有事法制問題では私の所属している組合では例によって反対しております。配られた組合ビラを見てみますと、アメリカの戦争への参加の道を開くとか、人権を侵害されるとか書かれています。組合の幹部役員が、今回有事法案についてマスコミがあまり問題視しなかったのはおかしいとか言っていました。
『正論』7月号に載っていた「こんな有事法制では国民は守れない」という論文には、マスコミ各誌の有事法制に対する論調が触れられていました。5月14日付読売新聞の社説では「旧社会党や共産党、一部マスコミなどは『戦争準備の法律だ』『人権が制限される』などとして反対しつづけた(中略)反対論の誤りは明白である。有事法制がなければ自衛隊は超法規的に行動するしかなく、人権侵害の恐れがむしろ強まる。それでは法治国家ではない。反対論の根底には、自衛隊の手足を縛りさえれば平和を維持できる、と信じているかのような単純な思考がある。有事法制の整備と同時に、いま必要なのはそうた『平和ボケ』の発想から政治が一国も早く脱却することだ」と書いています。私はこの社説はもっともなことを述べていると思っています。
かつては朝日新聞と一緒になって有事法制などの「反動」法案には常に反対の立場であった毎日新聞はどうだったのでしょう。今回の有事法案衆院可決を受けて、自民党が民主党の修正協議に応えたことを5月14日付社説で「今回の修正協議はこう着状態にあった政治課題を処理した点で意義がある」として法案内容には一部不満を残しつつ評価しています。日経も有事法案を支持し、産経新聞はもちろん支持である。かくして今回は朝日新聞を唯一の例外にして各紙がそろって有事法案を支持したとのことです。
共産党も急迫不正の侵略から国を守るために自衛隊を活用するとか言っていたでしょう。自衛隊を活用するには有事法制を整備しておかないと、いざという際には自衛隊は超法規的に働くしかなくなってしまいます。ですから共産党も有事法制に対して絶対反対ではおかしいということになります。自衛隊を活用するからには有事法制の整備はぜひとも必要となるのです。
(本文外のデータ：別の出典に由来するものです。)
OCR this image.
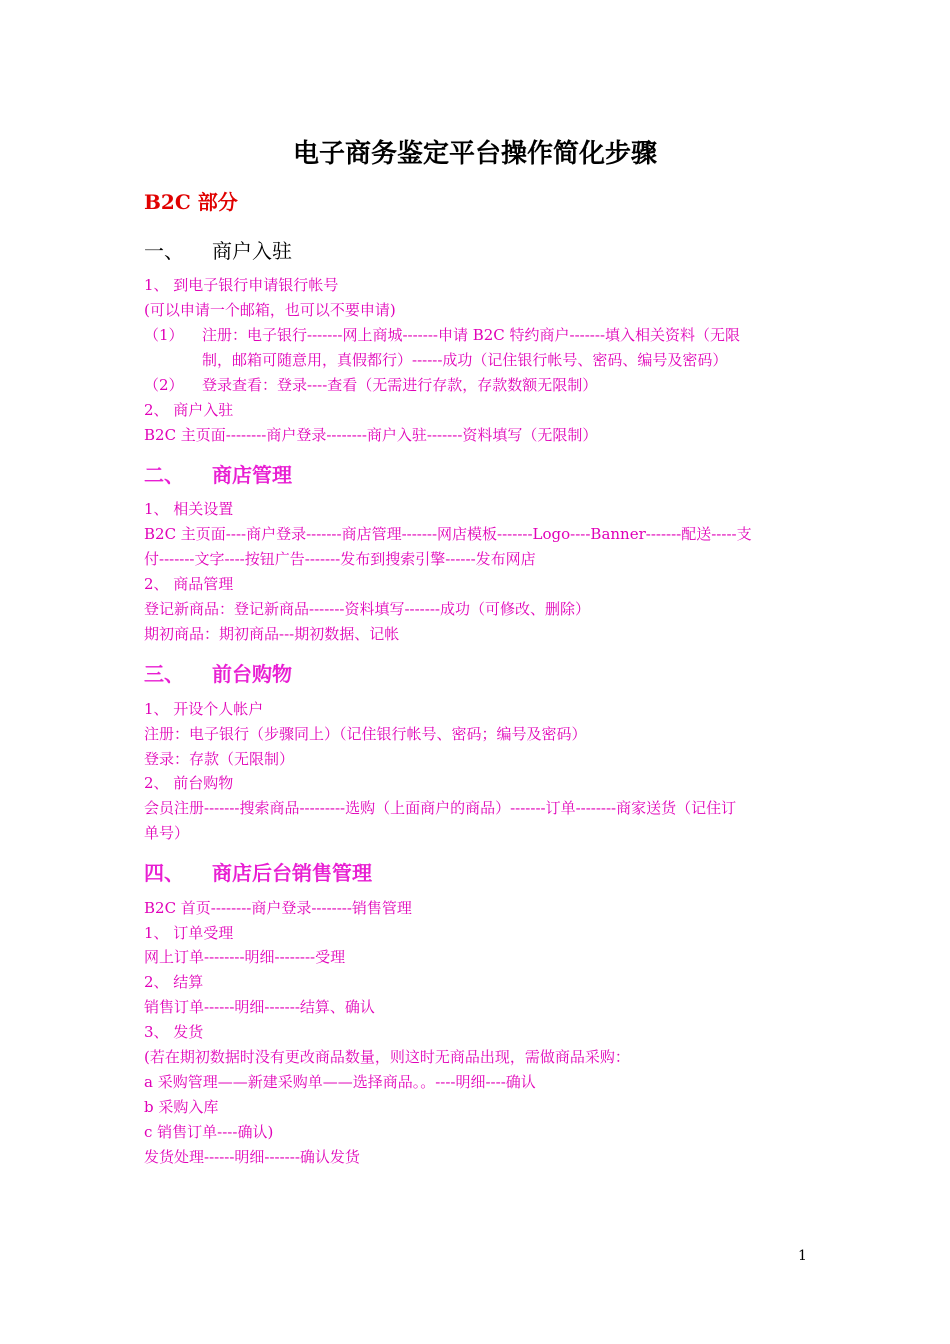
电子商务鉴定平台操作简化步骤
B2C 部分
一、 商户入驻
1、 到电子银行申请银行帐号
(可以申请一个邮箱，也可以不要申请)
（1） 注册：电子银行-------网上商城-------申请 B2C 特约商户-------填入相关资料（无限
制，邮箱可随意用，真假都行）------成功（记住银行帐号、密码、编号及密码）
（2） 登录查看：登录----查看（无需进行存款，存款数额无限制）
2、 商户入驻
B2C 主页面--------商户登录--------商户入驻-------资料填写（无限制）
二、 商店管理
1、 相关设置
B2C 主页面----商户登录-------商店管理-------网店模板-------Logo----Banner-------配送-----支
付-------文字----按钮广告-------发布到搜索引擎------发布网店
2、 商品管理
登记新商品：登记新商品-------资料填写-------成功（可修改、删除）
期初商品：期初商品---期初数据、记帐
三、 前台购物
1、 开设个人帐户
注册：电子银行（步骤同上）（记住银行帐号、密码；编号及密码）
登录：存款（无限制）
2、 前台购物
会员注册-------搜索商品---------选购（上面商户的商品）-------订单--------商家送货（记住订
单号）
四、 商店后台销售管理
B2C 首页--------商户登录--------销售管理
1、 订单受理
网上订单--------明细--------受理
2、 结算
销售订单------明细-------结算、确认
3、 发货
(若在期初数据时没有更改商品数量，则这时无商品出现，需做商品采购：
a 采购管理——新建采购单——选择商品。。----明细----确认
b 采购入库
c 销售订单----确认)
发货处理------明细-------确认发货
1
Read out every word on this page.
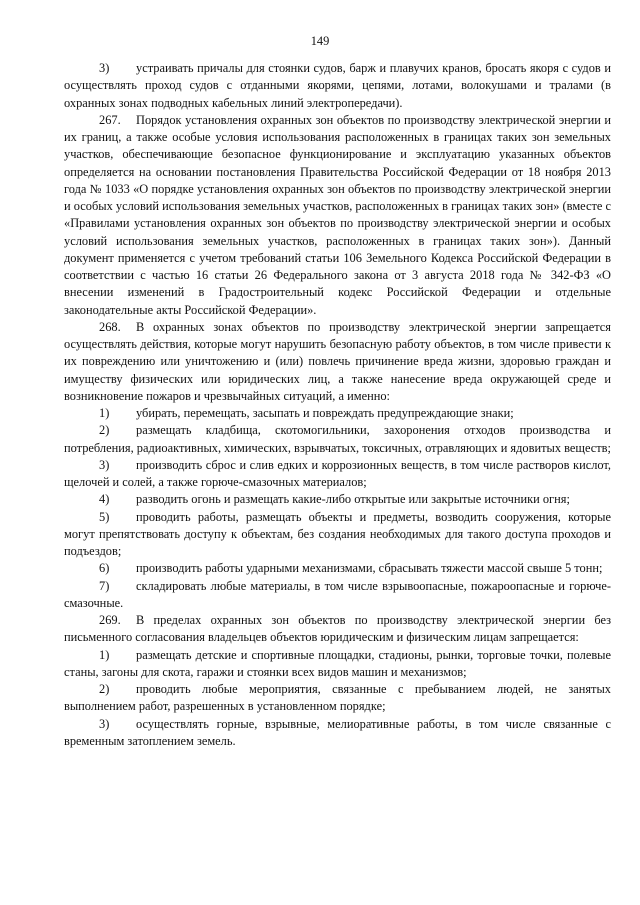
149

3) устраивать причалы для стоянки судов, барж и плавучих кранов, бросать якоря с судов и осуществлять проход судов с отданными якорями, цепями, лотами, волокушами и тралами (в охранных зонах подводных кабельных линий электропередачи).

267. Порядок установления охранных зон объектов по производству электрической энергии и их границ, а также особые условия использования расположенных в границах таких зон земельных участков, обеспечивающие безопасное функционирование и эксплуатацию указанных объектов определяется на основании постановления Правительства Российской Федерации от 18 ноября 2013 года № 1033 «О порядке установления охранных зон объектов по производству электрической энергии и особых условий использования земельных участков, расположенных в границах таких зон» (вместе с «Правилами установления охранных зон объектов по производству электрической энергии и особых условий использования земельных участков, расположенных в границах таких зон»). Данный документ применяется с учетом требований статьи 106 Земельного Кодекса Российской Федерации в соответствии с частью 16 статьи 26 Федерального закона от 3 августа 2018 года № 342-ФЗ «О внесении изменений в Градостроительный кодекс Российской Федерации и отдельные законодательные акты Российской Федерации».

268. В охранных зонах объектов по производству электрической энергии запрещается осуществлять действия, которые могут нарушить безопасную работу объектов, в том числе привести к их повреждению или уничтожению и (или) повлечь причинение вреда жизни, здоровью граждан и имуществу физических или юридических лиц, а также нанесение вреда окружающей среде и возникновение пожаров и чрезвычайных ситуаций, а именно:

1) убирать, перемещать, засыпать и повреждать предупреждающие знаки;

2) размещать кладбища, скотомогильники, захоронения отходов производства и потребления, радиоактивных, химических, взрывчатых, токсичных, отравляющих и ядовитых веществ;

3) производить сброс и слив едких и коррозионных веществ, в том числе растворов кислот, щелочей и солей, а также горюче-смазочных материалов;

4) разводить огонь и размещать какие-либо открытые или закрытые источники огня;

5) проводить работы, размещать объекты и предметы, возводить сооружения, которые могут препятствовать доступу к объектам, без создания необходимых для такого доступа проходов и подъездов;

6) производить работы ударными механизмами, сбрасывать тяжести массой свыше 5 тонн;

7) складировать любые материалы, в том числе взрывоопасные, пожароопасные и горюче-смазочные.

269. В пределах охранных зон объектов по производству электрической энергии без письменного согласования владельцев объектов юридическим и физическим лицам запрещается:

1) размещать детские и спортивные площадки, стадионы, рынки, торговые точки, полевые станы, загоны для скота, гаражи и стоянки всех видов машин и механизмов;

2) проводить любые мероприятия, связанные с пребыванием людей, не занятых выполнением работ, разрешенных в установленном порядке;

3) осуществлять горные, взрывные, мелиоративные работы, в том числе связанные с временным затоплением земель.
このような有事法制賛成との論調が強くなったのは去年の9月17日の日朝首脳会談で北朝鮮が拉致の事実を認めてからであると述べられています。この日を境に日本の世論は一変したと言われていますが、私もそれは本当によく感じられます。こんな悪業を働く国家ですから、近隣国の日本ももっと警戒しておくべきだと多くの人が思うのも当然としか思えないですね。そしてかつて拉致疑惑を無視するかのように、北朝鮮に対して弁護的だった団体が信用をなくすのは当然でしょうね。そんな団体が有事法案反対とか言ってもあまり世論は振り向いてくれないでしょうね。